Als Gärtnermeister beobachte ich seit Jahren eine absurde Entwicklung in unseren Vorgärten. Millionen Deutsche fahren jedes Frühjahr in Gartencenter, geben ein halbes Vermögen für hochgezüchtete, gefüllte Exoten oder amerikanische Züchtungen aus, die unseren heimischen Insekten absolut keine Nahrung bieten.
Gleichzeitig kriechen dieselben Hausbesitzer fluchend auf den Knien durch ihre Beete und vernichten rigoros mit dem Unkrautstecher jene Pflanzen, die unsere Natur am dringendsten braucht.
Für das Jahr 2026 haben Botaniker und Naturschützer nun eine Pflanze zur „Blume des Jahres“ gekürt, die Sie mit hoher Wahrscheinlichkeit schon oft achtlos auf den Kompost geworfen haben.

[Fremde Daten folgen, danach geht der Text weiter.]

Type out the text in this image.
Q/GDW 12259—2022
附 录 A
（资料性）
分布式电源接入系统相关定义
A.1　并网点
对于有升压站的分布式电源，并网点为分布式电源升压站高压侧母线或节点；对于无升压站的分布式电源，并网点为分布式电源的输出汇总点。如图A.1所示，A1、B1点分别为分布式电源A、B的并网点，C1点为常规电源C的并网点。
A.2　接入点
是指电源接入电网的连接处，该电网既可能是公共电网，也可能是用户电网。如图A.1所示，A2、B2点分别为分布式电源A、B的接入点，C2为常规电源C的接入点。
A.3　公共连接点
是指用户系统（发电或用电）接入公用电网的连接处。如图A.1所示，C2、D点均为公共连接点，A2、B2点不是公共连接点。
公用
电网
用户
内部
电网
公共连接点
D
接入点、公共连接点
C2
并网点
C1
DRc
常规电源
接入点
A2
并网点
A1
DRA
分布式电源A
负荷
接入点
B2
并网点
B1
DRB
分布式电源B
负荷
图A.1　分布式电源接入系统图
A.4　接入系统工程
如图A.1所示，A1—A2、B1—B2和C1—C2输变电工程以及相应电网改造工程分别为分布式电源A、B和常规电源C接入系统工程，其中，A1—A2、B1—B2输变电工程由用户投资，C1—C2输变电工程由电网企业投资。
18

Der Feldrittersporn ist ein leuchtend blaues Wunder der Natur, das durch den Einsatz von Pestiziden in der Landwirtschaft kurz vor der Ausrottung steht.
Wer diesen filigranen Überlebenskünstler in seinem Garten entdeckt oder in diesem Jahr gezielt aussät, rettet nicht nur ein Stück Kulturgut, sondern holt sich den ultimativen Bienenmagneten direkt vor die Terrassentür.

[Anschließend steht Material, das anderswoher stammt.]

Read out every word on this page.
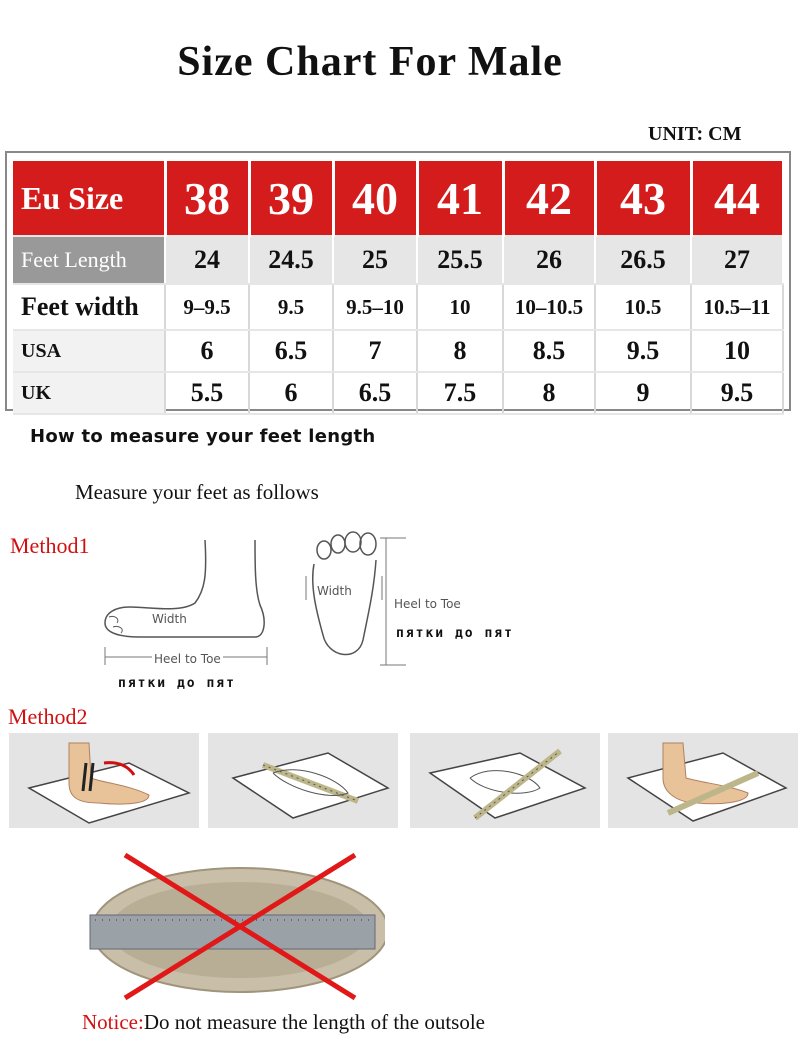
Size Chart For Male
UNIT: CM
Eu Size	38	39	40	41	42	43	44
Feet Length	24	24.5	25	25.5	26	26.5	27
Feet width	9–9.5	9.5	9.5–10	10	10–10.5	10.5	10.5–11
USA	6	6.5	7	8	8.5	9.5	10
UK	5.5	6	6.5	7.5	8	9	9.5
How to measure your feet length
Measure your feet as follows
Method1
Width
Heel to Toe
пятки до пят
Width
Heel to Toe
пятки до пят
Method2
Notice:Do not measure the length of the outsole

Der fatale Schönheitswahn: Das Unkraut, das keines ist
Wenn ich durch Neubaugebiete gehe, sehe ich Schottergärten und sterile Rasenflächen, die mit Unkrautvernichtern von Neudorff oder Compo „sauber“ gehalten werden.
Die Loki Schmidt Stiftung, die jährlich die „Blume des Jahres“ wählt, schlägt mit der Wahl des Feldrittersporns (Consolida regalis) nun lauten Alarm. Diese zarte Pflanze mit ihren tief-violett-blauen Blüten war früher der ständige Begleiter unserer Getreidefelder – oft Seite an Seite mit dem Klatschmohn und der Kornblume.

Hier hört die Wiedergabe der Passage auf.